PARIS (Reuters) - Une ministre pakistanaise qui avait estimé sur Twitter qu'Emmanuel Macron traitait les musulmans comme l'Allemagne nazie a traité les juifs durant la Deuxième Guerre mondiale a annoncé dimanche qu'elle avait supprimé ce message, jugé "injurieux" et "mensonger" par Paris.

"Macron fait aux musulmans ce que les nazis ont fait aux juifs: les enfants musulmans se verront attribuer un numéro d'identification (les autres enfants non) de la même manière que les juifs furent forcés de porter une étoile jaune sur leurs vêtements pour être identifiés", avait écrit samedi Shireen Mazari, ministre des Droits de l'homme, en retweetant un article d'un site consacré au projet de loi confortant les principes républicains détaillé cette semaine par le gouvernement français.

Mais le site a apporté dimanche une "clarification", soulignant qu'une précédente version de l'article affirmait de manière erronée que ces numéros d'identification seraient exclusivement pour les enfants musulmans de France alors qu'ils s'appliqueront à tous les enfants.

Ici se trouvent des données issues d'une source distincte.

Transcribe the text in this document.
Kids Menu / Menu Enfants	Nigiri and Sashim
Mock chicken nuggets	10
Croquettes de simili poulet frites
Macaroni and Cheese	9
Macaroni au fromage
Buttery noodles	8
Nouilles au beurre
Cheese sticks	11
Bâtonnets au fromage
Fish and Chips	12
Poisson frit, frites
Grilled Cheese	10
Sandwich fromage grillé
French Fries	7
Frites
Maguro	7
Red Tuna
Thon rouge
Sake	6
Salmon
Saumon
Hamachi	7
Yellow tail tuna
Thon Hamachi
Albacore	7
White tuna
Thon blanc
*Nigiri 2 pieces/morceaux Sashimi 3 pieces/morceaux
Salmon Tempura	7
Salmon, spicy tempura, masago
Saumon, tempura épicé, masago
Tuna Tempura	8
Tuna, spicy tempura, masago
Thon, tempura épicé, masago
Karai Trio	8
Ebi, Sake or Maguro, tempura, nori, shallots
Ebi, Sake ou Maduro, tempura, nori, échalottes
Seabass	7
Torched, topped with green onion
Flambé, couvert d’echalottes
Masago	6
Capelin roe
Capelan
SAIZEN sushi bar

Indiquant dimanche qu'elle a été prévenue de cette modification par l'ambassadeur de France au Pakistan, dont elle reproduit le message, la ministre a écrit sur son compte Twitter: "L'ambassadeur français au Pakistan m'a envoyé le message suivant et puisque l'article que j'avais cité a été corrigé par la publication concernée, j'ai de même supprimé mon tweet."

Le ministère français des Affaires étrangères avait auparavant réclamé aux autorités pakistanaises de rectifier ces propos jugés "profondément choquants et injurieux à l’égard du Président de la République et de notre pays".

Le gouvernement français présente le dispositif d'identifiant national attribué à chaque enfant en âge d'être scolarisé comme un moyen de s’assurer qu’aucun ne soit privé du droit à l’instruction.

Les relations se sont dégradées entre la France et le Pakistan sur fond de republication des caricatures du prophète Mahomet.

Fin octobre, le Parlement pakistanais a voté une résolution engageant le gouvernement à rappeler son ambassadeur en poste à Paris, accusant Emmanuel Macron de mener une "politique de haine" contre les musulmans.

Plusieurs manifestants ont eu lieu au Pakistan après la republication en septembre par Charlie Hebdo des caricatures du prophète Mahomet, à l'occasion de l'ouverture du procès de l'attentat qui a fait douze morts dans ses locaux en janvier 2015, après la première parution de ces dessins jugés blasphématoires au Pakistan.

Le mouvement islamiste pakistanais Tehrik-i-Labaik a cependant lancé mardi dernier un appel à l'arrêt de ces manifestations.